Apple’s newly launched M1 Macs were unable to run Ubuntu previously but not anymore for the first time a new Linux port allows them to run Linux without any problem thanks to Corellium, a security firm that provides a virtualized version of iOS for security testing, a new Linux port enables them to run Linux without any issues, and was able to successfully run Ubuntu on M1 Macs and released a tutorial for others to try. Ubuntu’s updated version boots into the standard user interface and provides support for USB.

The announcement was made on Twitter by Chris Wade, the CTO of Corellium. Corellium provides ARM system and platform virtualization solutions and has recently been involved in a dispute with Apple over a tool that enables users to virtualize iOS.

This time, in addition to USB, I2C, and DART that were not supported in previous Linux ports for new Macs, the Corellium team brought Linux to the M1 Macs with an updated version of Ubuntu that supports the full user interface. This makes the Linux experience “completely usable” on Macs with the M1 chip, according to Wade. The new port still has some drawbacks, however.
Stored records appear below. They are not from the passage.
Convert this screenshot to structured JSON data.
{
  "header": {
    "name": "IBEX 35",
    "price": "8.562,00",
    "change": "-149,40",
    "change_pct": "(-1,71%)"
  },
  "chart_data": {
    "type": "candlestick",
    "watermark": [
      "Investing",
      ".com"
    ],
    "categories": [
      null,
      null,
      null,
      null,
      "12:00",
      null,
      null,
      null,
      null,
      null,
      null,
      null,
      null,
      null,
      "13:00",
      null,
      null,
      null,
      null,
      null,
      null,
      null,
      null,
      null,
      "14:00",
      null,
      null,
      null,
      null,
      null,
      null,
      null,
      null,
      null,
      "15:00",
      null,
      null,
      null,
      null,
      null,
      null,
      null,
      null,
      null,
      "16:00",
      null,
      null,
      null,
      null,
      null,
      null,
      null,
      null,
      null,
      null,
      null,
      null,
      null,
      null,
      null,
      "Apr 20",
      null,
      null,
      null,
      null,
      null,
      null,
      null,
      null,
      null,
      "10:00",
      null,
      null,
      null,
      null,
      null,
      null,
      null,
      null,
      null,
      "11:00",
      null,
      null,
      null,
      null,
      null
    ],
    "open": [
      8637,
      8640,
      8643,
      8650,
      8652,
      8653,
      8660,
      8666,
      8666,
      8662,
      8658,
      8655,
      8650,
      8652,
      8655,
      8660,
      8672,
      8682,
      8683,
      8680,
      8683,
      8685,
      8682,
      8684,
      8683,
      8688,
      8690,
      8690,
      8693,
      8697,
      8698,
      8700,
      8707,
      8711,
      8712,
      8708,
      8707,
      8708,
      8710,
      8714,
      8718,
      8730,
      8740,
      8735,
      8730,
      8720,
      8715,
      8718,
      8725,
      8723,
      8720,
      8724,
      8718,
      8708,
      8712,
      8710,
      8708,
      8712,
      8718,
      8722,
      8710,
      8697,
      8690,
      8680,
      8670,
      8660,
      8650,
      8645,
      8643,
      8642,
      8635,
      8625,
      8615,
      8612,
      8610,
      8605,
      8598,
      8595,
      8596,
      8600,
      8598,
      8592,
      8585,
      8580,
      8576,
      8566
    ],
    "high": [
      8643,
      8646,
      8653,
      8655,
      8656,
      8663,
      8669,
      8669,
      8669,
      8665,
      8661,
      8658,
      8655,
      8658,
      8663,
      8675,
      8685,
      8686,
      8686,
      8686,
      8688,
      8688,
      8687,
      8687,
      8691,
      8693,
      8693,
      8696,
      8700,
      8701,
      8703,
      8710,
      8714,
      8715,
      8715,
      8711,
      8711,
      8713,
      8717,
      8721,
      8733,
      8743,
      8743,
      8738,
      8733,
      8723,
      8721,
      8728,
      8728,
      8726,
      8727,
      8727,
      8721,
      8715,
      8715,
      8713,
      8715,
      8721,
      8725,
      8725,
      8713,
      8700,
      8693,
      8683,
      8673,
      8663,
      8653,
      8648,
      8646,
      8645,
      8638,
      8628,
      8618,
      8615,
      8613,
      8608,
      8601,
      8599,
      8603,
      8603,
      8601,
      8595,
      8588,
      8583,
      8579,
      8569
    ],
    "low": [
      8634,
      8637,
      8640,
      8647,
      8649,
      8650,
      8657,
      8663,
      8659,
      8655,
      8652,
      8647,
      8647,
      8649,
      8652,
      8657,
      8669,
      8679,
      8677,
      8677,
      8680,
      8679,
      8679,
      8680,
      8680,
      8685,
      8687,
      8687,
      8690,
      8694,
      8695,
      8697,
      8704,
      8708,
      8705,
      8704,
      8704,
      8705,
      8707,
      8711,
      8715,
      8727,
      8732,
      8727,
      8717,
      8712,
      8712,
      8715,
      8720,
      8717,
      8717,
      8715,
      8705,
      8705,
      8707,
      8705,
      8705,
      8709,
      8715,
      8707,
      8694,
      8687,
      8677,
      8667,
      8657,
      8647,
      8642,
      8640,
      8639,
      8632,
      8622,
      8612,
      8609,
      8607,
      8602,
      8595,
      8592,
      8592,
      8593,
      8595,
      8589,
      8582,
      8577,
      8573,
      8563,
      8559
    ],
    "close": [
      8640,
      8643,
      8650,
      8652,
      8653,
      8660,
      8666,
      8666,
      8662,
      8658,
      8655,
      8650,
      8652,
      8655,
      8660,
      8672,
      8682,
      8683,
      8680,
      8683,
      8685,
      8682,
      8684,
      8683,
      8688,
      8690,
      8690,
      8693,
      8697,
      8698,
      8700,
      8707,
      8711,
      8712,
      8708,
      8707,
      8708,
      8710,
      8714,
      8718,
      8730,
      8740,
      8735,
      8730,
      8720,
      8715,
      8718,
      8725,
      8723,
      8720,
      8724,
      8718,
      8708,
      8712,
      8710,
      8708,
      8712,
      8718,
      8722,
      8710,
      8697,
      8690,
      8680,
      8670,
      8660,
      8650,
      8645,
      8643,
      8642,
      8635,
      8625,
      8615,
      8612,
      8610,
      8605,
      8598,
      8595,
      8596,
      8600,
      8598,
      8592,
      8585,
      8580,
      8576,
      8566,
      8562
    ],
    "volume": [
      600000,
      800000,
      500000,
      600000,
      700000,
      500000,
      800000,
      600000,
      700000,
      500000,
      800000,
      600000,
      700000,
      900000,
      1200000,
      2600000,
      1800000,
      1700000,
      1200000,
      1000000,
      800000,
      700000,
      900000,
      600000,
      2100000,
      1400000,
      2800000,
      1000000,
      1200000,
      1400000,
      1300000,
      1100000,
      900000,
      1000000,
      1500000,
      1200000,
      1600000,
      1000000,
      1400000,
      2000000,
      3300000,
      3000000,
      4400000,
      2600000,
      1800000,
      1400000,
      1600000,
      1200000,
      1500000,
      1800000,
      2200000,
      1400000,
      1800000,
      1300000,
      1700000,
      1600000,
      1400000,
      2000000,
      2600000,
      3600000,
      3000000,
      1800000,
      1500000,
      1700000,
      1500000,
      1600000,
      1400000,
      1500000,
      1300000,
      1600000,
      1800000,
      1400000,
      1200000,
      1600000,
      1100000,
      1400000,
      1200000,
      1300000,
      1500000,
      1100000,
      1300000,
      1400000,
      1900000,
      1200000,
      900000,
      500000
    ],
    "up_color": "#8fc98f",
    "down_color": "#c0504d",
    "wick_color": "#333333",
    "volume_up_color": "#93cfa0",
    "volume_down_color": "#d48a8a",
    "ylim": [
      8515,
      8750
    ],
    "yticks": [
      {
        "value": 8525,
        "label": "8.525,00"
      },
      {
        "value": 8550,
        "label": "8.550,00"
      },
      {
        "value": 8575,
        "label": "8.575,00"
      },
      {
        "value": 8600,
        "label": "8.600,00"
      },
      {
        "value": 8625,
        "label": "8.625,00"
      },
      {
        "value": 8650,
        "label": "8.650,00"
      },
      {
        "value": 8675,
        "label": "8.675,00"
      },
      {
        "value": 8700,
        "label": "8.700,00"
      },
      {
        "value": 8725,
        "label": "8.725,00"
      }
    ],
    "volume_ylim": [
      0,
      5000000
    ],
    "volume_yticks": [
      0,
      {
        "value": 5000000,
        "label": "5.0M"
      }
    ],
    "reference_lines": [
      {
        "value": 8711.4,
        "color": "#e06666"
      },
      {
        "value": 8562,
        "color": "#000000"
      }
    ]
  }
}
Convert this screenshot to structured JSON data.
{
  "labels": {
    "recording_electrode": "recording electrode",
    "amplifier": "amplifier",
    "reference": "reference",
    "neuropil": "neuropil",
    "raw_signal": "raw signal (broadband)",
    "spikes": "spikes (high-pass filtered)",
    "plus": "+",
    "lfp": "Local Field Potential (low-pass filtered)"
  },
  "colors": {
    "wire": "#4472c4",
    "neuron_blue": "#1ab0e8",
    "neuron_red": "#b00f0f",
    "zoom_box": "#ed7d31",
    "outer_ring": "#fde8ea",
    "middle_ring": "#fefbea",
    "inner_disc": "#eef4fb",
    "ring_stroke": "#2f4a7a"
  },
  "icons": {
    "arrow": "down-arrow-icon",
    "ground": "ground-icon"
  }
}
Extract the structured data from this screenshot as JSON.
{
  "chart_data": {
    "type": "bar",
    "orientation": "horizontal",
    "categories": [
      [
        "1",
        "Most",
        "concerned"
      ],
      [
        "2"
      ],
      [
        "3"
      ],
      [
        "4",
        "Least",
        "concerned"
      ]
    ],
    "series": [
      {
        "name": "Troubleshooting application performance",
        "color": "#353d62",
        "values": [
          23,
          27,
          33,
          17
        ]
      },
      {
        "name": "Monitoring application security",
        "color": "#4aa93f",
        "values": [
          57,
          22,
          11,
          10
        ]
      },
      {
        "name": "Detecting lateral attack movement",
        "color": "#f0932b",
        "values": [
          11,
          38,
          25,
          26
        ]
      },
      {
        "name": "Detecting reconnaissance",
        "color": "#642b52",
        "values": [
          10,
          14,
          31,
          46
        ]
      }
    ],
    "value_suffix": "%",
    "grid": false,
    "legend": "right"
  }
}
For eg, when booting into Linux, you would probably need a USB-C dongle to use the network, not to mention that for now there is no hardware acceleration. Even so, it’s really important to see that, on the latest Macs with ARM-based processors, they managed to run a complete version of Linux and the project is still in beta.

For users interested in installing it on an M1 Mac, the Ubuntu port has been released on GitHub, but keep in mind that the process is very hard for those unfamiliar with Linux development. Corellium has posted a tutorial on the process, if you’re interested in trying this beta project out.